I have a Belgian Golden Strong going right now, I pitched in the evening of 1/14 at 64, kept it under 67 fort the first 72 hours and then been raising the temp in the morning and night by one or two degrees each time. The goal is to get to 82 by week's end. This is to reduce over-production of fusel alcohols, esters, and phenols in the beginning of fermentation when those compounds are mainly produced and then as fermentation slows, increasing temperature to ensure high attenuation for the low FGs most Belgians call for.

I adapted this procedure from the advice given in the Brewing Network's Jamil Show in the Golden Strong episode (also followed the recipe for this batch), modifed to match my schedule of being out of town a few days here and there. In the show, it was recommended a 64-82 degree rise over a week.

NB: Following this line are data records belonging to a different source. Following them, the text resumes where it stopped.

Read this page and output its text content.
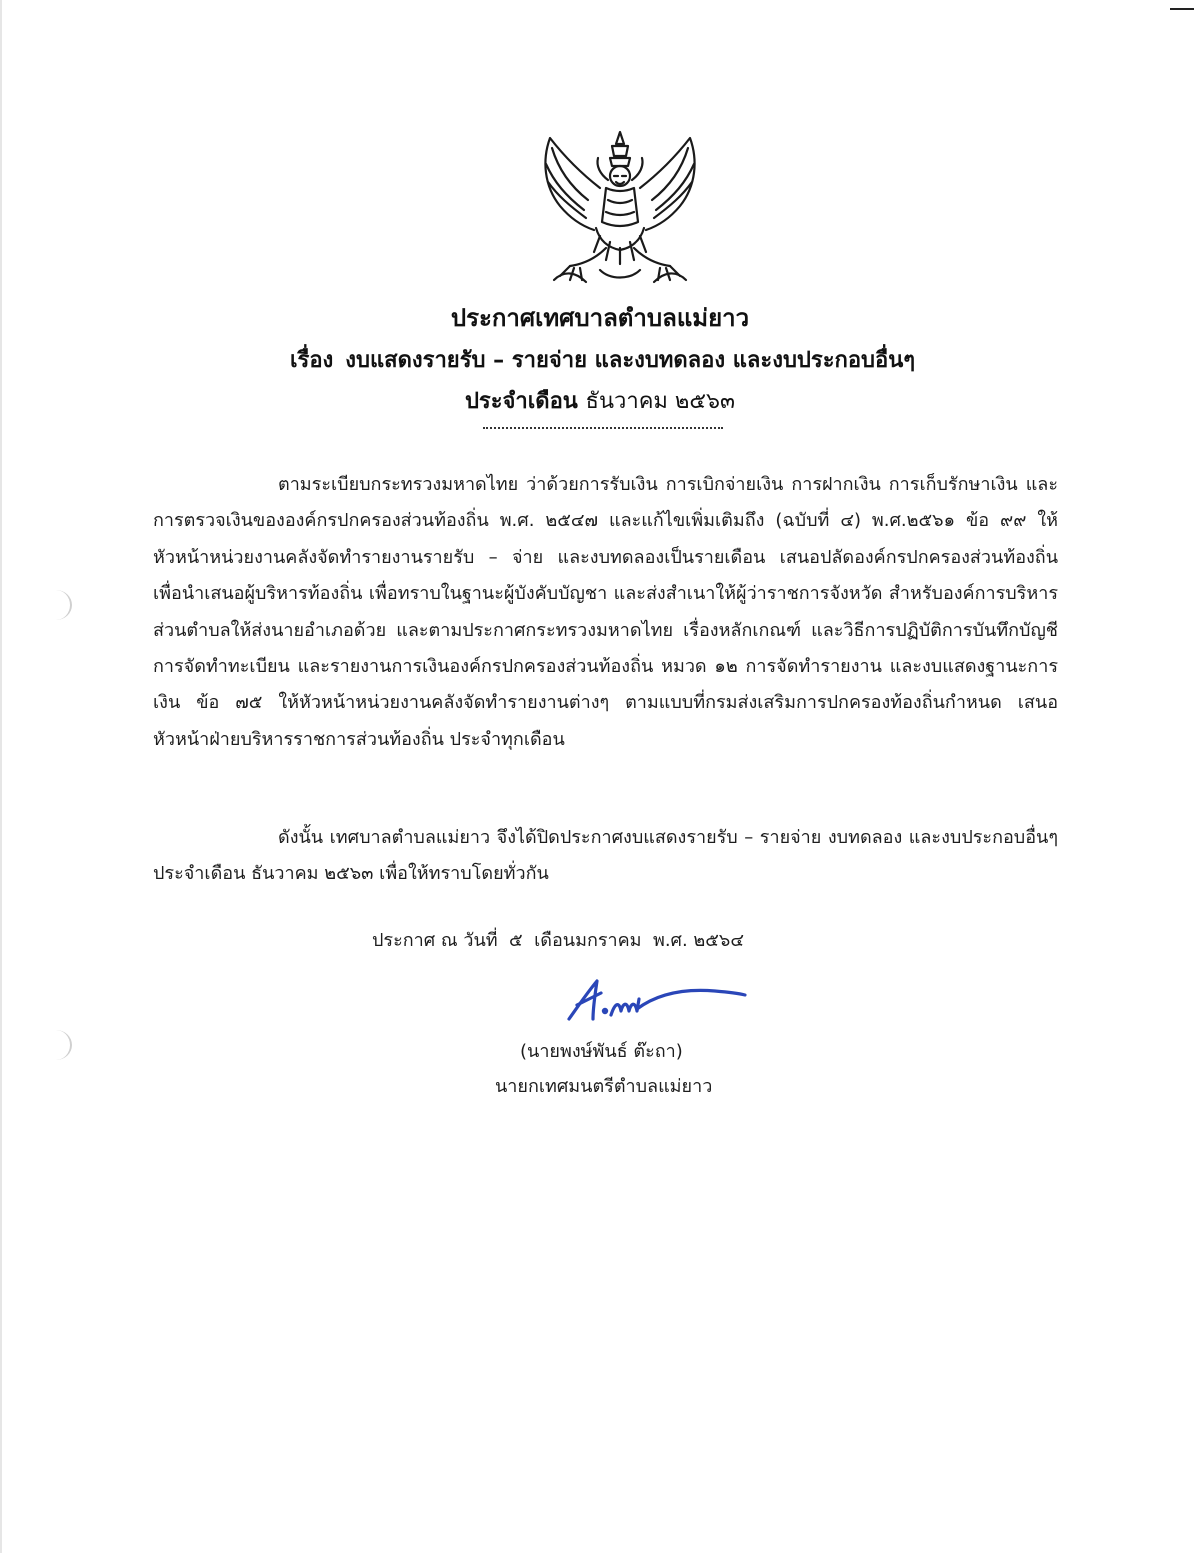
ประกาศเทศบาลตำบลแม่ยาว
เรื่อง งบแสดงรายรับ – รายจ่าย และงบทดลอง และงบประกอบอื่นๆ
ประจำเดือน ธันวาคม ๒๕๖๓

ตามระเบียบกระทรวงมหาดไทย ว่าด้วยการรับเงิน การเบิกจ่ายเงิน การฝากเงิน การเก็บรักษาเงิน และการตรวจเงินขององค์กรปกครองส่วนท้องถิ่น พ.ศ. ๒๕๔๗ และแก้ไขเพิ่มเติมถึง (ฉบับที่ ๔) พ.ศ.๒๕๖๑ ข้อ ๙๙ ให้หัวหน้าหน่วยงานคลังจัดทำรายงานรายรับ – จ่าย และงบทดลองเป็นรายเดือน เสนอปลัดองค์กรปกครองส่วนท้องถิ่น เพื่อนำเสนอผู้บริหารท้องถิ่น เพื่อทราบในฐานะผู้บังคับบัญชา และส่งสำเนาให้ผู้ว่าราชการจังหวัด สำหรับองค์การบริหารส่วนตำบลให้ส่งนายอำเภอด้วย และตามประกาศกระทรวงมหาดไทย เรื่องหลักเกณฑ์ และวิธีการปฏิบัติการบันทึกบัญชี การจัดทำทะเบียน และรายงานการเงินองค์กรปกครองส่วนท้องถิ่น หมวด ๑๒ การจัดทำรายงาน และงบแสดงฐานะการเงิน ข้อ ๗๕ ให้หัวหน้าหน่วยงานคลังจัดทำรายงานต่างๆ ตามแบบที่กรมส่งเสริมการปกครองท้องถิ่นกำหนด เสนอหัวหน้าฝ่ายบริหารราชการส่วนท้องถิ่น ประจำทุกเดือน

ดังนั้น เทศบาลตำบลแม่ยาว จึงได้ปิดประกาศงบแสดงรายรับ – รายจ่าย งบทดลอง และงบประกอบอื่นๆ ประจำเดือน ธันวาคม ๒๕๖๓ เพื่อให้ทราบโดยทั่วกัน

ประกาศ ณ วันที่  ๕  เดือนมกราคม  พ.ศ. ๒๕๖๔
(นายพงษ์พันธ์ ต๊ะถา)
นายกเทศมนตรีตำบลแม่ยาว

This is my first time doing this, so I will let you know how it goes. Right now at 74F there is a little bit of bannana smell coming out of the airlock, but not too strong.

I'd be interested to hear other experience of using this method or other temperature scenarios for this yeast. I'm expecting a lot out of this beer and hoping to make this yeast a regular.

In Jamil we trust. I'd follow his recommendations. That guy seams to know what he's doing. Perhaps he ramps the temp way up at the end to make sure it dries out. This beer really needs to be dry and that can be hard to do with such a high SG. I'd do it the Jamil way and see how it turns out. You can always tweak it the second time around.
 
Update on this one, after 7 days of fermentation with the temperature ramping I described above I had reached 82 degrees F. I left it at 82 for a day (it was at 1.010 at that time), then down to 75-76 for a week for yeasty clean-up time. Now it's cold-crashing to drop some of that yeast before bottling.

And despite what I read elsewhere, I added all the sugar to the boil (last 10 minutes) instead of after primary fermentation. I think I just pitched a big enough starter to offset the yeast's tendency to eat the sugar first, then maltose next.

OG was 1.076 which was 4 pts higher than the recipe and it still hit the predicted FG of 1.007!! 90% AA, although there is over 20% sucrose in the recipe so that certainly helped.

Will have to wait and see how this procedure worked for getting the right flavor profile from the yeast, but so far looks good!
 
I have one going now. OG 1.092 and after 10 days in the primary I am only down to about 1.041... I was beginning to get concerned until reading some of the posts about it taking a while to get down to full attenuation.

I did boil sugar into the wort to reach the high OG.
My fermentation began at around 68degrees, after 4 days of intense fermentation I stepped it up 1 degree daily.

I'm really hoping to hit a FG of 1.014

side not, I'm get clove aromas from it right now.